Яковлев задевал Цертелева, Каченовского — «Жителя Бутырской слободы», В. В. Измайлова — «Московского бродягу», — и Ореста Сомова:
«Как не прочесть моей статьи, где я докажу, что … не поэт и подпишусь именем какой-нибудь рыбы — или „обитатель чердака у … моста?“»
Намек на «рыбу» был в литературных нравах времени. Воейков объявлял о готовящемся собрании сочинений «Таранова-Белозерова».
«Если ж кто-нибудь станет доказывать, что я не прав — тем лучше для меня! Я сделаюсь известным!»[552]
Яковлев все же нашел способ вступиться, хотя и косвенно, за друзей-лицеистов.
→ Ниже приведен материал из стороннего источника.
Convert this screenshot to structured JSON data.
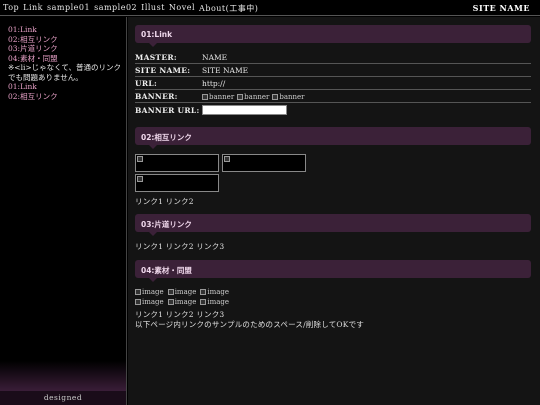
{
  "topnav": {
    "items": [
      "Top",
      "Link",
      "sample01",
      "sample02",
      "Illust",
      "Novel",
      "About(工事中)"
    ],
    "site_name": "SITE NAME"
  },
  "sidebar": {
    "links": [
      "01:Link",
      "02:相互リンク",
      "03:片道リンク",
      "04:素材・同盟"
    ],
    "note": "※<li>じゃなくて、普通のリンクでも問題ありません。",
    "extra_links": [
      "01:Link",
      "02:相互リンク"
    ],
    "footer": "designed"
  },
  "sections": {
    "s1": {
      "title": "01:Link",
      "rows": [
        {
          "key": "MASTER:",
          "value": "NAME"
        },
        {
          "key": "SITE NAME:",
          "value": "SITE NAME"
        },
        {
          "key": "URL:",
          "value": "http://"
        },
        {
          "key": "BANNER:",
          "banners": [
            "banner",
            "banner",
            "banner"
          ]
        },
        {
          "key": "BANNER URL:",
          "input_value": ""
        }
      ]
    },
    "s2": {
      "title": "02:相互リンク",
      "links": "リンク1 リンク2"
    },
    "s3": {
      "title": "03:片道リンク",
      "links": "リンク1 リンク2 リンク3"
    },
    "s4": {
      "title": "04:素材・同盟",
      "images_row1": [
        "image",
        "image",
        "image"
      ],
      "images_row2": [
        "image",
        "image",
        "image"
      ],
      "links": "リンク1 リンク2 リンク3",
      "note": "以下ページ内リンクのサンプルのためのスペース/削除してOKです"
    }
  }
}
Измайлов сообщал Яковлеву и о другом участнике своего журнала, начиная с самых первых его номеров — идиллике Владимире Ивановиче Панаеве. Панаева в Петербурге не было; Яковлев мог застать его в Казани, его родном городе, — но как раз накануне Панаев уехал в деревню под Казанью, и они разминулись. Тем временем Российская Академия присудила золотую медаль 3-й степени за только что вышедшую книжку его идиллий, которые вот уже два года с лишком печатались в «Благонамеренном»[553].
И Сомову, и Панаеву будет принадлежать важная роль в жизни салона Пономаревой.
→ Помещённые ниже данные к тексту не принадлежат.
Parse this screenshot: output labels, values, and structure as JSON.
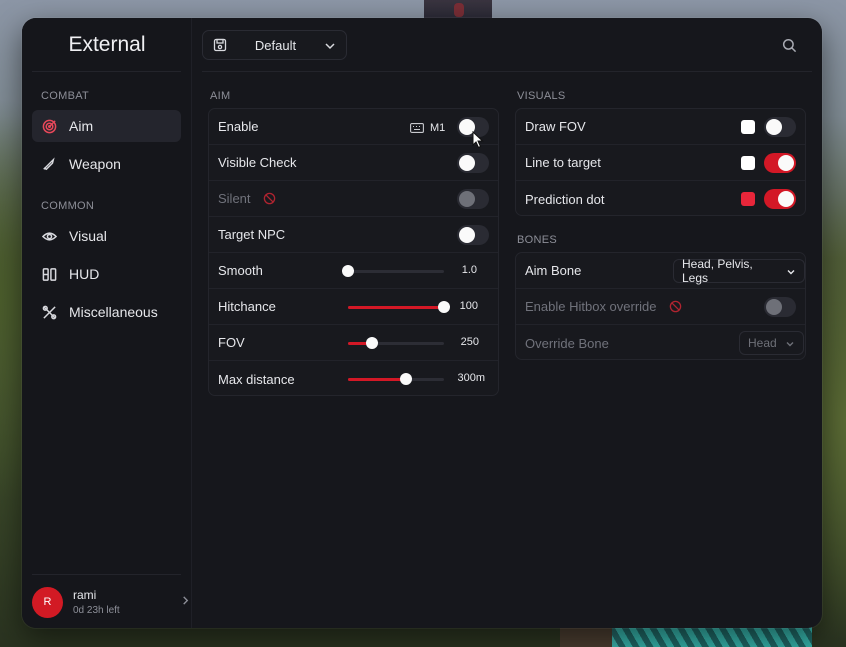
{
  "app": {
    "title": "External"
  },
  "sidebar": {
    "sections": [
      {
        "title": "COMBAT",
        "items": [
          {
            "label": "Aim",
            "icon": "target-icon",
            "active": true
          },
          {
            "label": "Weapon",
            "icon": "bullet-icon"
          }
        ]
      },
      {
        "title": "COMMON",
        "items": [
          {
            "label": "Visual",
            "icon": "eye-icon"
          },
          {
            "label": "HUD",
            "icon": "hud-icon"
          },
          {
            "label": "Miscellaneous",
            "icon": "tools-icon"
          }
        ]
      }
    ],
    "user": {
      "initial": "R",
      "name": "rami",
      "subscription": "0d 23h left"
    }
  },
  "header": {
    "config_name": "Default"
  },
  "aim": {
    "title": "AIM",
    "enable": {
      "label": "Enable",
      "keybind": "M1",
      "value": false
    },
    "visible_check": {
      "label": "Visible Check",
      "value": false
    },
    "silent": {
      "label": "Silent",
      "value": false,
      "disabled": true
    },
    "target_npc": {
      "label": "Target NPC",
      "value": false
    },
    "smooth": {
      "label": "Smooth",
      "value": 1.0,
      "display": "1.0",
      "fraction": 0.0
    },
    "hitchance": {
      "label": "Hitchance",
      "value": 100,
      "display": "100",
      "fraction": 1.0
    },
    "fov": {
      "label": "FOV",
      "value": 250,
      "display": "250",
      "fraction": 0.25
    },
    "max_distance": {
      "label": "Max distance",
      "value": 300,
      "display": "300m",
      "fraction": 0.6
    }
  },
  "visuals": {
    "title": "VISUALS",
    "draw_fov": {
      "label": "Draw FOV",
      "color": "#ffffff",
      "value": false
    },
    "line_to_target": {
      "label": "Line to target",
      "color": "#ffffff",
      "value": true
    },
    "prediction_dot": {
      "label": "Prediction dot",
      "color": "#e8263a",
      "value": true
    }
  },
  "bones": {
    "title": "BONES",
    "aim_bone": {
      "label": "Aim Bone",
      "value": "Head, Pelvis, Legs"
    },
    "hitbox_override": {
      "label": "Enable Hitbox override",
      "value": false,
      "disabled": true
    },
    "override_bone": {
      "label": "Override Bone",
      "value": "Head",
      "disabled": true
    }
  },
  "colors": {
    "accent": "#d31826",
    "panel": "#18191e",
    "window": "#16171c"
  }
}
Но Измайлов еще этого не знает, как не знает и о том, что вскоре в кружок войдет Евгений Баратынский, молодой поэт, примкнувший к лицейскому братству, приятель Дельвига и самого Яковлева. Баратынскому всего двадцать лет, — но биография его уже омрачена: за школьническую шалость он исключен из Пажеского корпуса и ему закрыты все пути, кроме солдатской службы. Он унтер-офицер Нейшлотского полка, квартирующего в Финляндии, и пока что находится в Петербурге — до 1 марта 1821 года.
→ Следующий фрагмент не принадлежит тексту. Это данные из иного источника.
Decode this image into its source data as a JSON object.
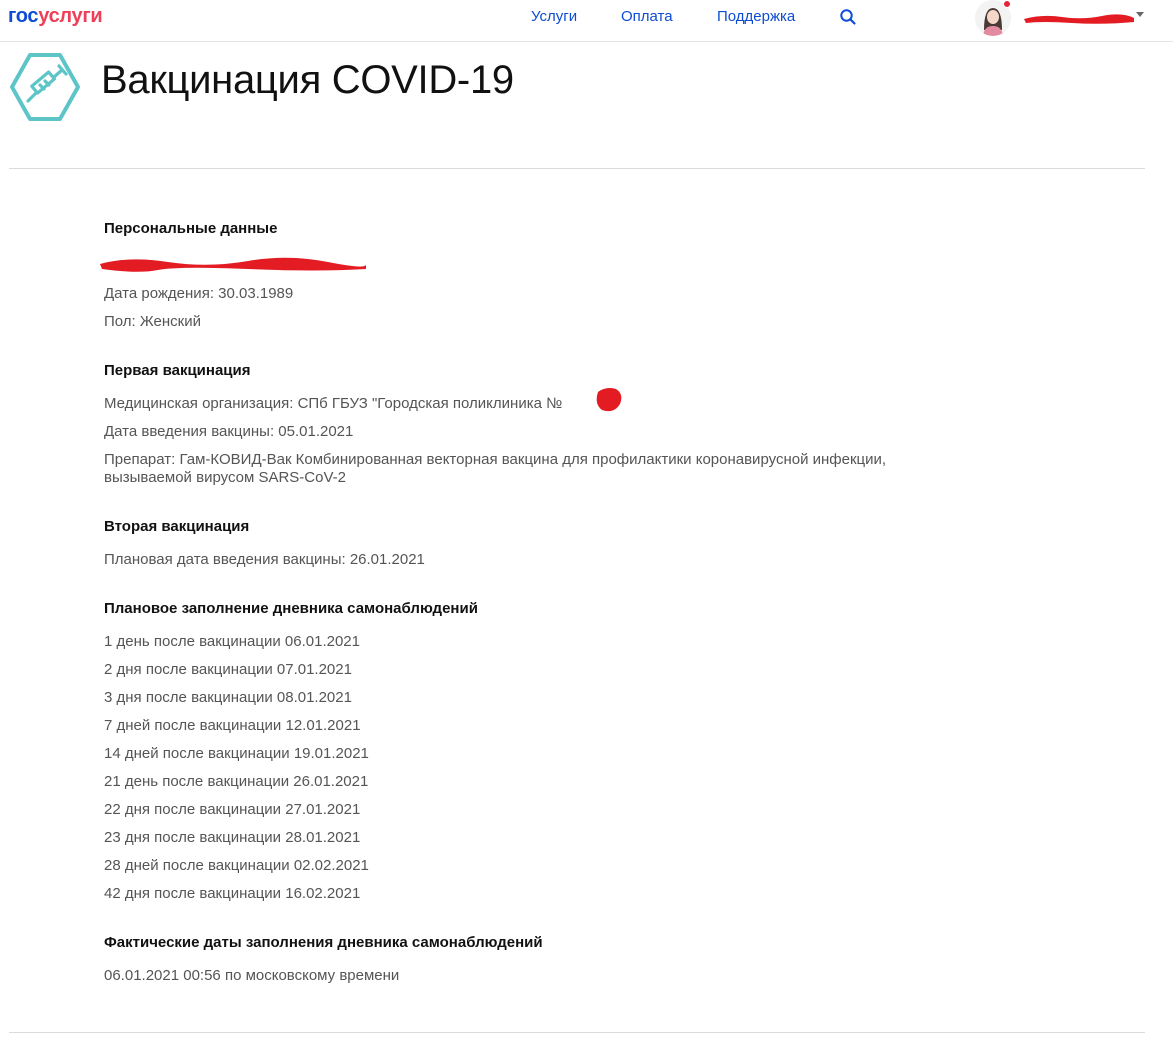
{
  "header": {
    "logo_part1": "гос",
    "logo_part2": "услуги",
    "nav": [
      {
        "label": "Услуги"
      },
      {
        "label": "Оплата"
      },
      {
        "label": "Поддержка"
      }
    ],
    "accent_color": "#0d4cd3",
    "brand_red": "#ee3f58",
    "icons": [
      "search-icon",
      "avatar-icon",
      "chevron-down-icon"
    ]
  },
  "page": {
    "title": "Вакцинация COVID-19",
    "icon": "syringe-icon"
  },
  "personal": {
    "heading": "Персональные данные",
    "birth_date": "Дата рождения: 30.03.1989",
    "sex": "Пол: Женский"
  },
  "first_vaccination": {
    "heading": "Первая вакцинация",
    "organization": "Медицинская организация: СПб ГБУЗ \"Городская поликлиника №",
    "date": "Дата введения вакцины: 05.01.2021",
    "drug": "Препарат: Гам-КОВИД-Вак Комбинированная векторная вакцина для профилактики коронавирусной инфекции, вызываемой вирусом SARS-CoV-2"
  },
  "second_vaccination": {
    "heading": "Вторая вакцинация",
    "planned_date": "Плановая дата введения вакцины: 26.01.2021"
  },
  "diary_plan": {
    "heading": "Плановое заполнение дневника самонаблюдений",
    "items": [
      "1 день после вакцинации 06.01.2021",
      "2 дня после вакцинации 07.01.2021",
      "3 дня после вакцинации 08.01.2021",
      "7 дней после вакцинации 12.01.2021",
      "14 дней после вакцинации 19.01.2021",
      "21 день после вакцинации 26.01.2021",
      "22 дня после вакцинации 27.01.2021",
      "23 дня после вакцинации 28.01.2021",
      "28 дней после вакцинации 02.02.2021",
      "42 дня после вакцинации 16.02.2021"
    ]
  },
  "diary_actual": {
    "heading": "Фактические даты заполнения дневника самонаблюдений",
    "items": [
      "06.01.2021 00:56 по московскому времени"
    ]
  }
}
В начале года в Петербург возвращается Панаев — 27 января он присутствует на заседании «Михайловского общества» — впервые после длительного перерыва[554]. Он приезжает победителем; неожиданное для него самого увенчание его книжки медалью Академии доставляет ему репутацию «русского Геснера». Поэт и вологодский помещик П. Межаков спешит записать в его альбом преувеличенную похвалу:
Еще весной прошлого года, когда вышла книжка, Измайлов оповещал о ней в «Благонамеренном» как о литературном событии. «Простота и естественность разговора, нежность и сила в чувствованиях, верность и живость в картинах и описаниях, легкая и исправная версификация» отличали, по его мнению, идиллии Панаева, «из которых многие, по справедливости, могут назваться образцовыми»[556]. Теперь он спешит поделиться с читателями известием о награждении, к которому императрица Елизавета Алексеевна добавила золотые часы[557]. Правда, восторги Измайлова разделяли не все; Батюшков еще в 1817 году спрашивал Гнедича: «Кто такой Панаев? Совершенно пастушеское имя и очень напоминает мне мед, патоку, молоко, творог, Шаликова и тмин, спрыснутый водой»[558]. Конечно, он читал уже первые идиллии Панаева и проницательно уловил в них «шаликовскую» сентиментальность. Но Измайлова это не останавливало. Панаев вспоминал потом, что их соединяли и дружеские связи, — и они заставляли его предпочитать журнал Измайлова всем остальным. «Человек благородный, добрый, столько ж умный, как и простодушный, совершенный Лафонтен — так отзывался он об Измайлове в тех самых мемуарах, в которых не пощадил многих других. — Под его суровою наружностью билось прекрасное мягкое сердце. Со своей стороны, он любил меня, кажется, еще более, чем я его; даже называл меня братом»[559]. Вероятно, ему приходили на память стихи Измайлова, ему посвященные:
Измайлов и ввел Панаева в дом Пономаревой, «по ее настоянию», как утверждал сам Панаев, ввел «на свою беду». Вероятно, Софья Дмитриевна заинтересовалась восходящим светилом на литературном небосклоне. «Она тотчас обратила на меня победоносное свое внимание, — продолжал мемуарист, — но вскоре и сама спустила флаг: предпочла меня всем, даже трем окружавшим ее известным тогдашним красавцам: флигель-адъютанту Анрепу, преображенскому капитану Поджио и сыну португальского генерального консула Лопецу. Они должны были удалиться. Я остался ближайшим к ней из прочих ее обожателей и вполне дорожил счастливым своим положением…».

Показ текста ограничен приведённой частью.